El valor de este experimento no está en la respuesta final. El valor está en ese proceso de “conjeturar primero”. Si preguntas directo a la IA, la respuesta aparece en pantalla en un segundo; la lees, asientes y la olvidas. Pero cuando piensas primero —aunque sea lleno de huecos—, la respuesta de la IA deja de ser una conclusión para convertirse en un interlocutor con el que puedes dialogar: esto lo pensé, esto no lo consideré, esta explicación no me convence del todo.
Un comentario frecuentemente citado en Hacker News propuso un marco útil. El comentarista jvanderbot dividió el uso de la IA en dos modos: “arete susurrante” (whisper earring) y “exoesqueleto”. El modo arete susurrante es cuando buscas en la IA una dirección —“¿qué debería hacer ahora?”, “¿dónde crees que está el problema?”—; abandonas la iniciativa del pensamiento y la IA juzga por ti. El modo exoesqueleto es cuando ya tienes una idea clara y dejas que la IA acelere la ejecución —“implementa aquel algoritmo con esta estructura”, “traduce ese texto en este estilo”—; conservas el juicio y la IA solo extiende tu mano.
El arete susurrante atrofia. El exoesqueleto fortalece. La diferencia está en esto: si metes la IA en tu cabeza, te moviste antes la tuya.
La otra cara de la moneda: la IA sí ayudó mucho
Seamos justos: la mejora de productividad que aporta la IA es real. Yennie Jun enumeró en su artículo varios ejemplos: su prima usa Gemini para traducir informes largos del inglés al coreano, con gran aumento de eficiencia; su amigo usa ChatGPT como tutor personal y en pocos meses aprendió bioquímica desde cero; ella misma usa IA para analizar datos personales y encontrar patrones que difícilmente descubriría analizando a mano.
Estos ejemplos comparten algo: la IA acelera la eficiencia de ejecución de “habilidades ya dominadas”, en lugar de aprender por ti “habilidades aún no dominadas”. La prima ya sabe coreano e inglés; la IA solo le ahorra el trabajo físico de traducir palabra por palabra. Yennie sabe muy bien qué datos analizar y qué preguntar; la IA es solo un acelerador a nivel de ejecución.
El problema surge cuando pones la IA en un terreno que no dominas.
Por ejemplo, usar la IA para revisar un contrato legal que apenas entiendes. La IA puede decirte con fluidez “esta cláusula podría ser arriesgada”, pero tú no has leído el texto original de la cláusula, no has deducido la ruta de riesgo dentro del marco legal, no has comparado las diferencias de redacción. Obtienes una sensación sobre el riesgo, no una comprensión del riesgo. La próxima vez que encuentres una estructura de cláusula similar en otro contexto, tal vez ni la reconozcas —porque la vez anterior no “aprendiste” de verdad cómo es el riesgo, solo recibiste una conclusión.

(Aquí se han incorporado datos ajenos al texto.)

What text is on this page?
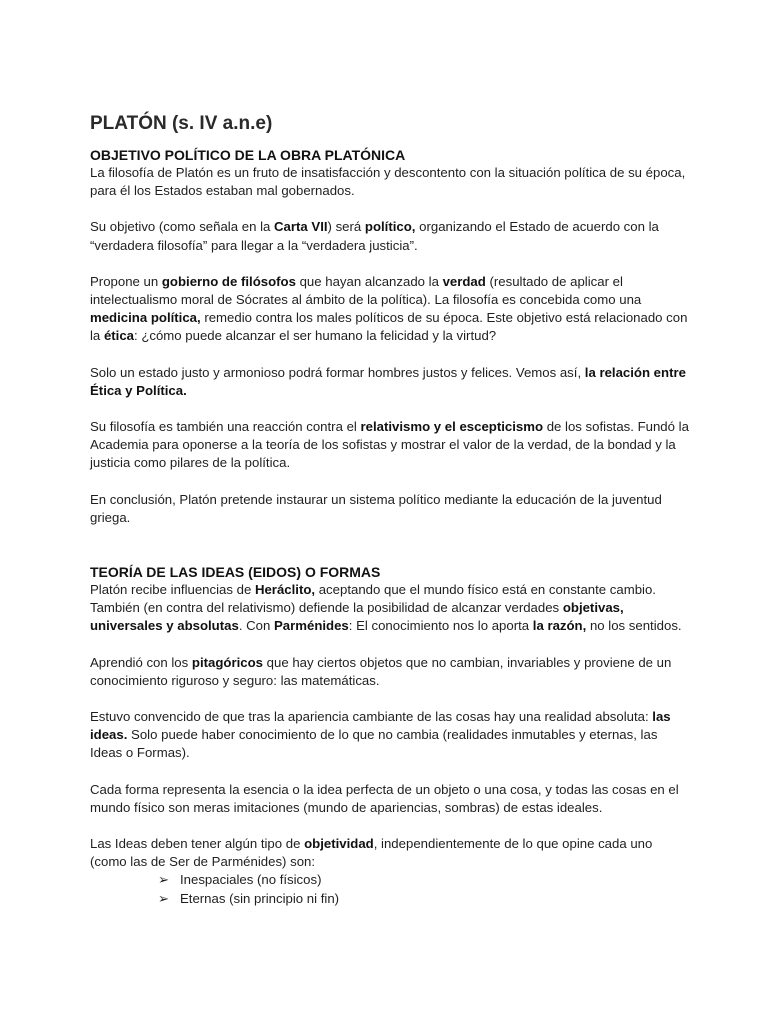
PLATÓN (s. IV a.n.e)
OBJETIVO POLÍTICO DE LA OBRA PLATÓNICA

La filosofía de Platón es un fruto de insatisfacción y descontento con la situación política de su época, para él los Estados estaban mal gobernados.

Su objetivo (como señala en la Carta VII) será político, organizando el Estado de acuerdo con la “verdadera filosofía” para llegar a la “verdadera justicia”.

Propone un gobierno de filósofos que hayan alcanzado la verdad (resultado de aplicar el intelectualismo moral de Sócrates al ámbito de la política). La filosofía es concebida como una medicina política, remedio contra los males políticos de su época. Este objetivo está relacionado con la ética: ¿cómo puede alcanzar el ser humano la felicidad y la virtud?

Solo un estado justo y armonioso podrá formar hombres justos y felices. Vemos así, la relación entre Ética y Política.

Su filosofía es también una reacción contra el relativismo y el escepticismo de los sofistas. Fundó la Academia para oponerse a la teoría de los sofistas y mostrar el valor de la verdad, de la bondad y la justicia como pilares de la política.

En conclusión, Platón pretende instaurar un sistema político mediante la educación de la juventud griega.

TEORÍA DE LAS IDEAS (EIDOS) O FORMAS

Platón recibe influencias de Heráclito, aceptando que el mundo físico está en constante cambio. También (en contra del relativismo) defiende la posibilidad de alcanzar verdades objetivas, universales y absolutas. Con Parménides: El conocimiento nos lo aporta la razón, no los sentidos.

Aprendió con los pitagóricos que hay ciertos objetos que no cambian, invariables y proviene de un conocimiento riguroso y seguro: las matemáticas.

Estuvo convencido de que tras la apariencia cambiante de las cosas hay una realidad absoluta: las ideas. Solo puede haber conocimiento de lo que no cambia (realidades inmutables y eternas, las Ideas o Formas).

Cada forma representa la esencia o la idea perfecta de un objeto o una cosa, y todas las cosas en el mundo físico son meras imitaciones (mundo de apariencias, sombras) de estas ideales.

Las Ideas deben tener algún tipo de objetividad, independientemente de lo que opine cada uno (como las de Ser de Parménides) son:

➢ Inespaciales (no físicos)
➢ Eternas (sin principio ni fin)
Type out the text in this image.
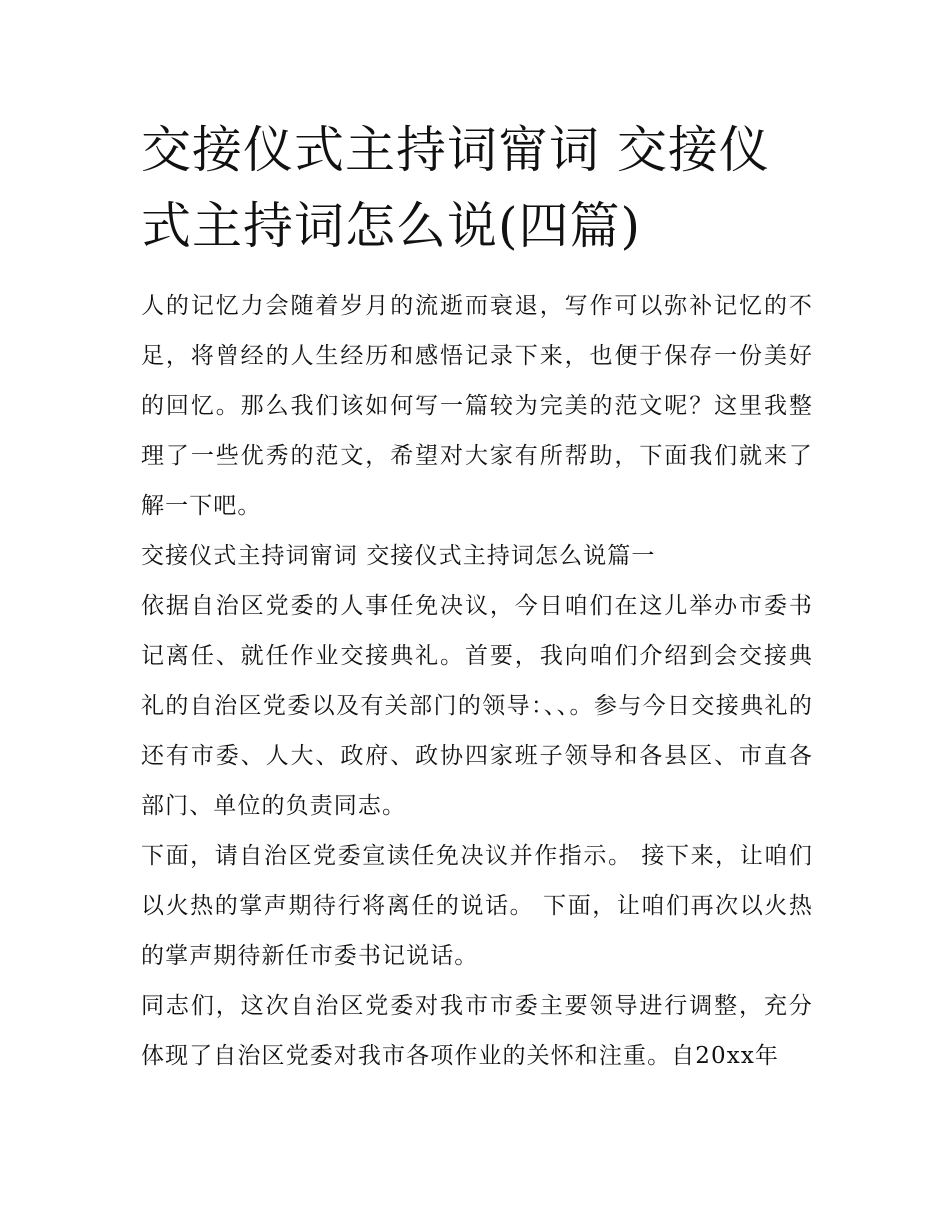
交接仪式主持词甯词 交接仪式主持词怎么说(四篇)

人的记忆力会随着岁月的流逝而衰退，写作可以弥补记忆的不足，将曾经的人生经历和感悟记录下来，也便于保存一份美好的回忆。那么我们该如何写一篇较为完美的范文呢？这里我整理了一些优秀的范文，希望对大家有所帮助，下面我们就来了解一下吧。

交接仪式主持词甯词 交接仪式主持词怎么说篇一

依据自治区党委的人事任免决议，今日咱们在这儿举办市委书记离任、就任作业交接典礼。首要，我向咱们介绍到会交接典礼的自治区党委以及有关部门的领导：、、。参与今日交接典礼的还有市委、人大、政府、政协四家班子领导和各县区、市直各部门、单位的负责同志。

下面，请自治区党委宣读任免决议并作指示。 接下来，让咱们以火热的掌声期待行将离任的说话。 下面，让咱们再次以火热的掌声期待新任市委书记说话。

同志们，这次自治区党委对我市市委主要领导进行调整，充分体现了自治区党委对我市各项作业的关怀和注重。自20xx年
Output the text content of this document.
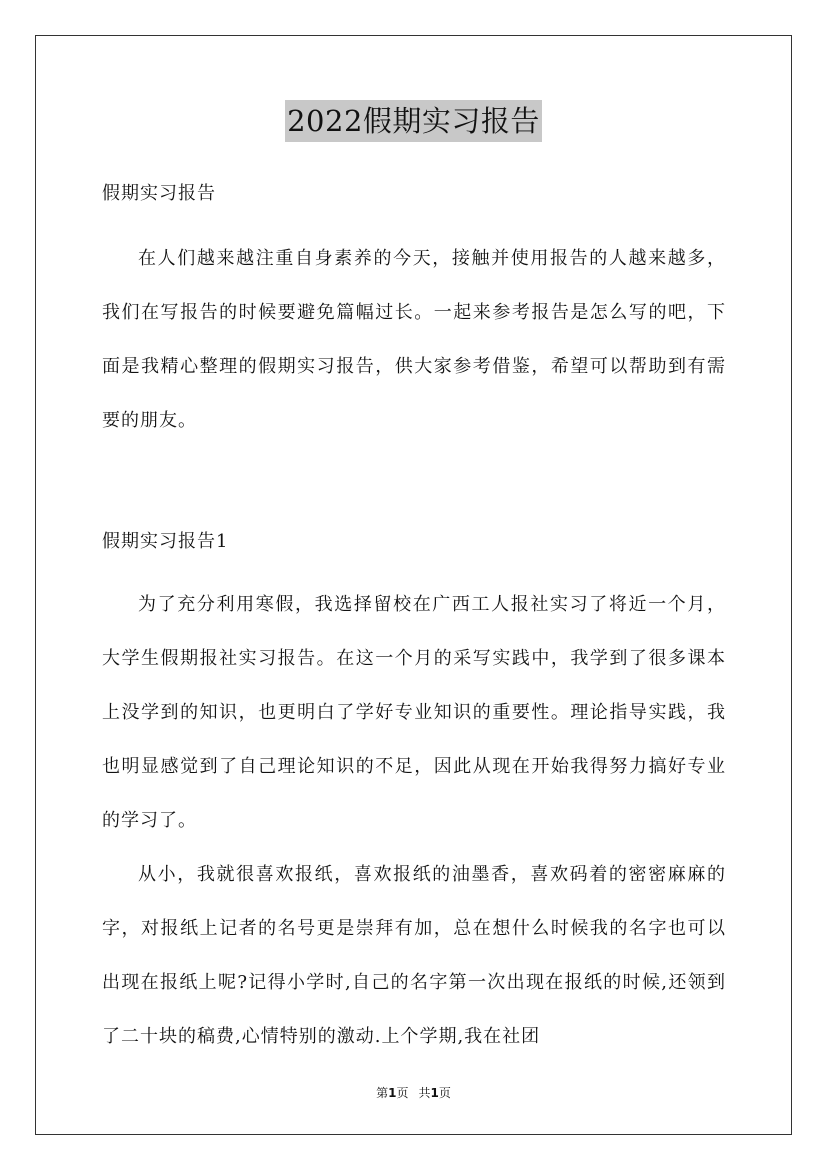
2022假期实习报告

假期实习报告

在人们越来越注重自身素养的今天，接触并使用报告的人越来越多，我们在写报告的时候要避免篇幅过长。一起来参考报告是怎么写的吧，下面是我精心整理的假期实习报告，供大家参考借鉴，希望可以帮助到有需要的朋友。

假期实习报告1

为了充分利用寒假，我选择留校在广西工人报社实习了将近一个月，大学生假期报社实习报告。在这一个月的采写实践中，我学到了很多课本上没学到的知识，也更明白了学好专业知识的重要性。理论指导实践，我也明显感觉到了自己理论知识的不足，因此从现在开始我得努力搞好专业的学习了。

从小，我就很喜欢报纸，喜欢报纸的油墨香，喜欢码着的密密麻麻的字，对报纸上记者的名号更是崇拜有加，总在想什么时候我的名字也可以出现在报纸上呢?记得小学时,自己的名字第一次出现在报纸的时候,还领到了二十块的稿费,心情特别的激动.上个学期,我在社团

第1页 共1页
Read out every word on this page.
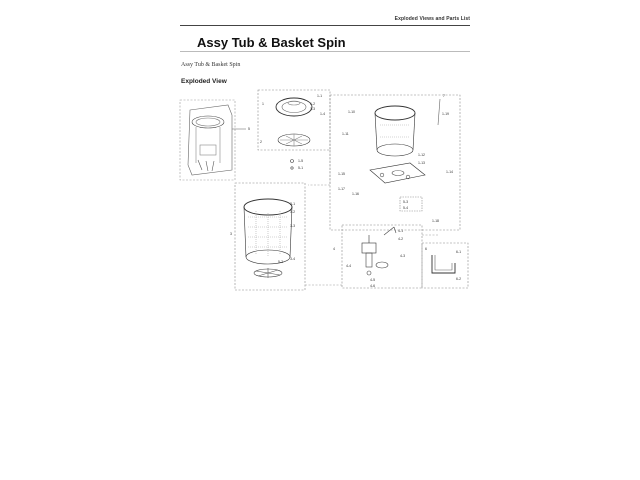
Exploded Views and Parts List
Assy Tub & Basket Spin
Assy Tub & Basket Spin
Exploded View
5
1
1-1
1-2
1-3
1-4
2
1-5
5-1
3
3-1
3-2
3-3
3-4
5-2
1-10
1-11
1-12
1-13
1-14
1-15
1-16
1-17
1-18
1-19
7
5-3
5-4
4
4-1
4-2
4-3
4-4
4-5
4-6
6
6-1
6-2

Esto también explica por qué los usuarios intensivos de IA, cuando se les pregunta “¿qué aprendiste?”, a menudo no saben explicarlo —sí “terminaron” muchas cosas, pero el conocimiento no se asentó en su cerebro. La productividad no es lo mismo que la capacidad de aprender. Estas dos cosas se están separando rápido en la era de la IA.
”No se me da correr; pensar es lo único que me queda”
Un comentario en Hacker News obtuvo gran resonancia. El comentarista zerobees escribió: “No se me da levantar pesas ni correr. Así que pensar es lo único que me queda”. Detrás de esa frase hay una ansiedad más profunda: si hasta el pensamiento —la capacidad sobre la que se levanta toda la civilización humana— puede externalizarse con facilidad, ¿qué queda de la singularidad de la especie humana?
Mi juicio es que la respuesta podría estar en “en qué nivel lo usas”. Las investigaciones actuales están trazando una línea de frontera borrosa pero con orientación: usa la IA en lo que ya sabes, como amplificador de eficiencia; usa la IA en lo que aún no sabes, manteniendo la disciplina de “piensa primero, pregunta después”.
No es una cuestión de blanco o negro. No puedes ni necesitas rechazar toda asistencia de IA. Pero puedes elegir, antes de dejar que te responda, darte treinta segundos —piensa: si solo estuviera yo, ¿cómo respondería?
Ese hombre del micrófono en San Francisco, si un día se le acaba la batería o el servicio de IA cae, ¿sabrá qué decirle a la persona que tiene enfrente?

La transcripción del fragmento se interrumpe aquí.